Jacques JP MARTIN* au nom du groupe Majorité présidentielle au Conseil général

avait raison lors du débat voulu par le Président communiste du Conseil général du Val de

Marne sur la Société du Grand Paris

 

 

 

Il n’était pas nécessaire de se précipiter pour dire NON au Gouvernement sous prétexte que l’avant projet de loi visant à créer la Société du Grand Paris était une vision jacobine de l’intervention de l’Etat dans les études et la création du futur réseau de transport francilien. Une telle opposition ne pouvait être que stérile.

Il est certain que la Gauche départemental est beaucoup trop habituée à dire NON et souvent de façon inappropriée et précipitée.

Lors du débat, le Président du groupe Majorité Présidentielle, Jacques JP Martin, avait déclaré qu’il était bon de débattre sur l’avant-projet de loi, mais qu’il n’était pas nécessaire de se prononcer par un vote de façon aussi péremptoire car il était manifestement appelé à évoluer.

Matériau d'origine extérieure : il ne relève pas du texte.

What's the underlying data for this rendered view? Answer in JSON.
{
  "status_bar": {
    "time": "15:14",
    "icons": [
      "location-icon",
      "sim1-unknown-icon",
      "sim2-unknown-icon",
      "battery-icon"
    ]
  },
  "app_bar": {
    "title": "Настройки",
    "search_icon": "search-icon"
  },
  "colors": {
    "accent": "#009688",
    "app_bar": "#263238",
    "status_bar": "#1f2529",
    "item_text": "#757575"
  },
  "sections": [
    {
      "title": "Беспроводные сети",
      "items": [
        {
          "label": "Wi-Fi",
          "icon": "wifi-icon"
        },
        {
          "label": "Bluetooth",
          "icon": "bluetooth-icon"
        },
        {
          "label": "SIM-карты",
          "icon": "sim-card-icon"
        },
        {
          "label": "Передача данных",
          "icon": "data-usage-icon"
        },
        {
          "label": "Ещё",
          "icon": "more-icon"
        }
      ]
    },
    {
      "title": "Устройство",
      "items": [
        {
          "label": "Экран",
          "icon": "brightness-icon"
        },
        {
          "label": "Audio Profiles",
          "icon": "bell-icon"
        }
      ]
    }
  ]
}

C’est pourquoi, le groupe Majorité Présidentielle souhaitait avoir un comportement responsable et positif en analysant le projet de loi, mettant ainsi en évidence ses avantages et ses imperfections.

Jacques JP Martin proposait un certain nombre d’amendements au texte qui était soumis qui, à son avis, ne pouvaient que renforcer une approche partenariale entre l’Etat et les collectivités. Jacques JP Martin annonçait même à l’occasion de ce débat qu’une nouvelle mouture du projet était en élaboration et que le 1er Ministre souhaitait, quant à lui, que les collectivités soient beaucoup plus associées qu’elles ne l’avaient été lors de l’élaboration de cet avant projet.

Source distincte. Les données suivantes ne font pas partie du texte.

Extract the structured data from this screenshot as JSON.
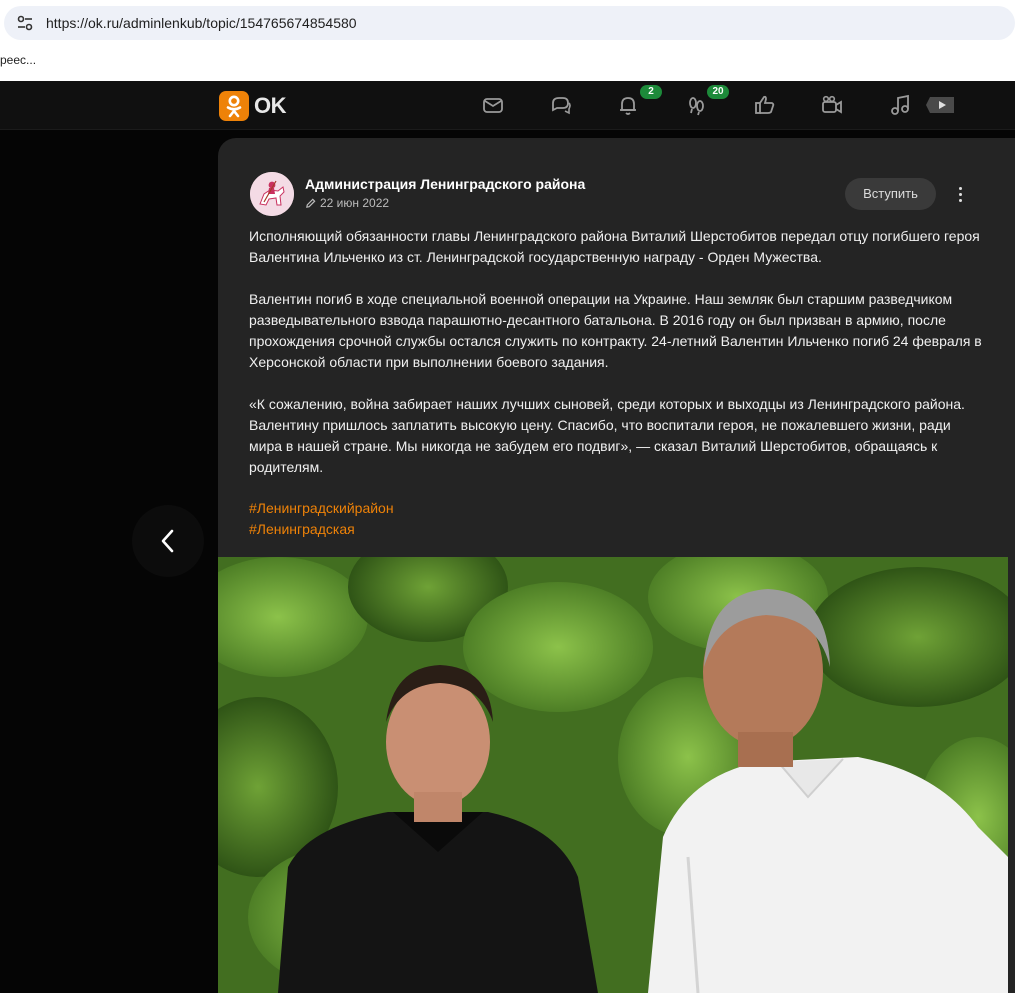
{
  "browser": {
    "url": "https://ok.ru/adminlenkub/topic/154765674854580",
    "bookmark": "реес..."
  },
  "nav": {
    "logo_text": "OK",
    "icons": [
      "messages-icon",
      "discussions-icon",
      "notifications-icon",
      "guests-icon",
      "likes-icon",
      "video-icon",
      "music-icon",
      "video-showcase-icon"
    ],
    "notifications_badge": "2",
    "guests_badge": "20"
  },
  "post": {
    "group_name": "Администрация Ленинградского района",
    "date": "22 июн 2022",
    "join_label": "Вступить",
    "paragraphs": [
      "Исполняющий обязанности главы Ленинградского района Виталий Шерстобитов передал отцу погибшего героя Валентина Ильченко из ст. Ленинградской государственную награду - Орден Мужества.",
      "Валентин погиб в ходе специальной военной операции на Украине. Наш земляк был старшим разведчиком разведывательного взвода парашютно-десантного батальона. В 2016 году он был призван в армию, после прохождения срочной службы остался служить по контракту. 24-летний Валентин Ильченко погиб 24 февраля в Херсонской области при выполнении боевого задания.",
      "«К сожалению, война забирает наших лучших сыновей, среди которых и выходцы из Ленинградского района. Валентину пришлось заплатить высокую цену. Спасибо, что воспитали героя, не пожалевшего жизни, ради мира в нашей стране. Мы никогда не забудем его подвиг», — сказал Виталий Шерстобитов, обращаясь к родителям."
    ],
    "tags": [
      "#Ленинградскийрайон",
      "#Ленинградская"
    ]
  },
  "colors": {
    "accent": "#ee8208",
    "badge": "#1d8a3a",
    "card": "#242424"
  }
}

Nous ne pouvons que nous féliciter de l’intervention récente de François Fillon, 1er Ministre, qui a entendu les messages des élus et pris connaissance du rapport de notre collègue, Gilles Carrez et ce à partir du projet élaboré par Christian Blanc, ce qui l’a conduit à un arbitrage qui ne peut que nous satisfaire. Cet arbitrage va dans le sens de nos souhaits et de nos attentes. Cependant, les élus devront rester vigilants en prenant toute leur part au débat parlementaire dans le cadre de Paris Métropole et des organisations d’élus.

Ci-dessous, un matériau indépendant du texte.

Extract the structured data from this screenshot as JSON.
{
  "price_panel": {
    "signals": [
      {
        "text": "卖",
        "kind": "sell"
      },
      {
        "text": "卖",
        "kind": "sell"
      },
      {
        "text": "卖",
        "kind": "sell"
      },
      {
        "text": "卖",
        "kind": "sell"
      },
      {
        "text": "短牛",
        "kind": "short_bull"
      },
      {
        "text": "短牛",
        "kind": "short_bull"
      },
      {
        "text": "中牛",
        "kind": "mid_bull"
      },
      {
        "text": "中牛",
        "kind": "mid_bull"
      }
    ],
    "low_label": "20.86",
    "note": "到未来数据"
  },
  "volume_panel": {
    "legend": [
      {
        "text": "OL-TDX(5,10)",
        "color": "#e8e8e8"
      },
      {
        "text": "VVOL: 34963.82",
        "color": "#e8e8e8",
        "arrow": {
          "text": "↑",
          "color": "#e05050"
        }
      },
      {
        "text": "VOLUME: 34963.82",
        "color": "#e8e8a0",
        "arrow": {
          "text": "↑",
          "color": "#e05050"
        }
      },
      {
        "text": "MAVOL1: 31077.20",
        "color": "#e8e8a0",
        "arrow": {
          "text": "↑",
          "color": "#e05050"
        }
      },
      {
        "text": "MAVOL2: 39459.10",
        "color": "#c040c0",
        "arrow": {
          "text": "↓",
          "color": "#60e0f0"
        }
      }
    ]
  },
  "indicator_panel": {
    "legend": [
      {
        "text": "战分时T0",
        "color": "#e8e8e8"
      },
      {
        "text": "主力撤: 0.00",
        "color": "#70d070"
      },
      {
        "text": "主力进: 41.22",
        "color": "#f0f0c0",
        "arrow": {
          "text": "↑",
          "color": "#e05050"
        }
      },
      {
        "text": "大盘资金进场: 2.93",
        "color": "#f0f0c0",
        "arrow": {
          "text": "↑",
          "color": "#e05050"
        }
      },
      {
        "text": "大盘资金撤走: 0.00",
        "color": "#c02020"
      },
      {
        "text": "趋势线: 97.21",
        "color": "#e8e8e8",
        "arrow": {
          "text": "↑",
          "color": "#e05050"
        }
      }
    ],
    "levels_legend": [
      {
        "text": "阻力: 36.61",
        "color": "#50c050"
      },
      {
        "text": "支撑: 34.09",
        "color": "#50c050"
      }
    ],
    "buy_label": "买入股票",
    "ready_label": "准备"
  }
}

Le curseur permet maintenant un nouvel équilibre entre l’Etat et les collectivités qui va permettre d’avancer notoirement dans la mise en œuvre de ce projet ambitieux dont la Région a réellement besoin. Tout cela dans un dialogue constructif entre l’Etat et les collectivités locales.

Cependant, il faudra, en associant les collectivités (région départements, maires, présidents d’intercommunalités) au sein de l’organe de gestion de la Société du Grand Paris, tenir compte de deux points importants à nos yeux :

  1. Aux abords des gares, la nécessité de développer des projets d’aménagement co-élaborés entre la collectivité et la Société du Grand Paris sur la base d’un contrat de développement territorial validé par délibération des conseils municipaux
  2. La préparation de l’avenir de notre métropole en réalisant une double rocade comme celle présentée par le Secrétaire d’Etat Christian Blanc qui n’exempte pas de tenir compte des préoccupations immédiates des usagers des transports publics et des élus. L’amélioration du réseau existant est à nos yeux la priorité des priorités.

 

 

Le projet de Grand Paris ne pourra être réalisé que par un travail conjoint de l’Etat et des collectivités  mais aussi en retenant deux phases majeures qui ne pourront être déterminées que par un partenariat entre la Région, le STIF et l’Etat, la première étant la mise en œuvre du plan de mobilisation des transports par la Région et les départements et la création de la double rocade reliant des territoires de projet proposée par Christian Blanc.

Nous tenons à rappeler que les investissements relatifs à ces programmes, qui atteignent aujourd’hui près de 25 milliards d’euros, nous imposent de mesurer l’augmentation des coûts de fonctionnement associés au développement et à l’amélioration des réseaux de transport. Ces coûts pourront s’élever dans les mêmes périodes à près du double de celui des investissements.

Le rapport de Gilles Carrez propose des pistes de recettes qu’il sera nécessaire de préciser.

Nous sommes plus que jamais confiants de l’évolution d’un tel projet qui sera déterminant pour la métropole francilienne et nous restons mobilisés pour suivre son évolution.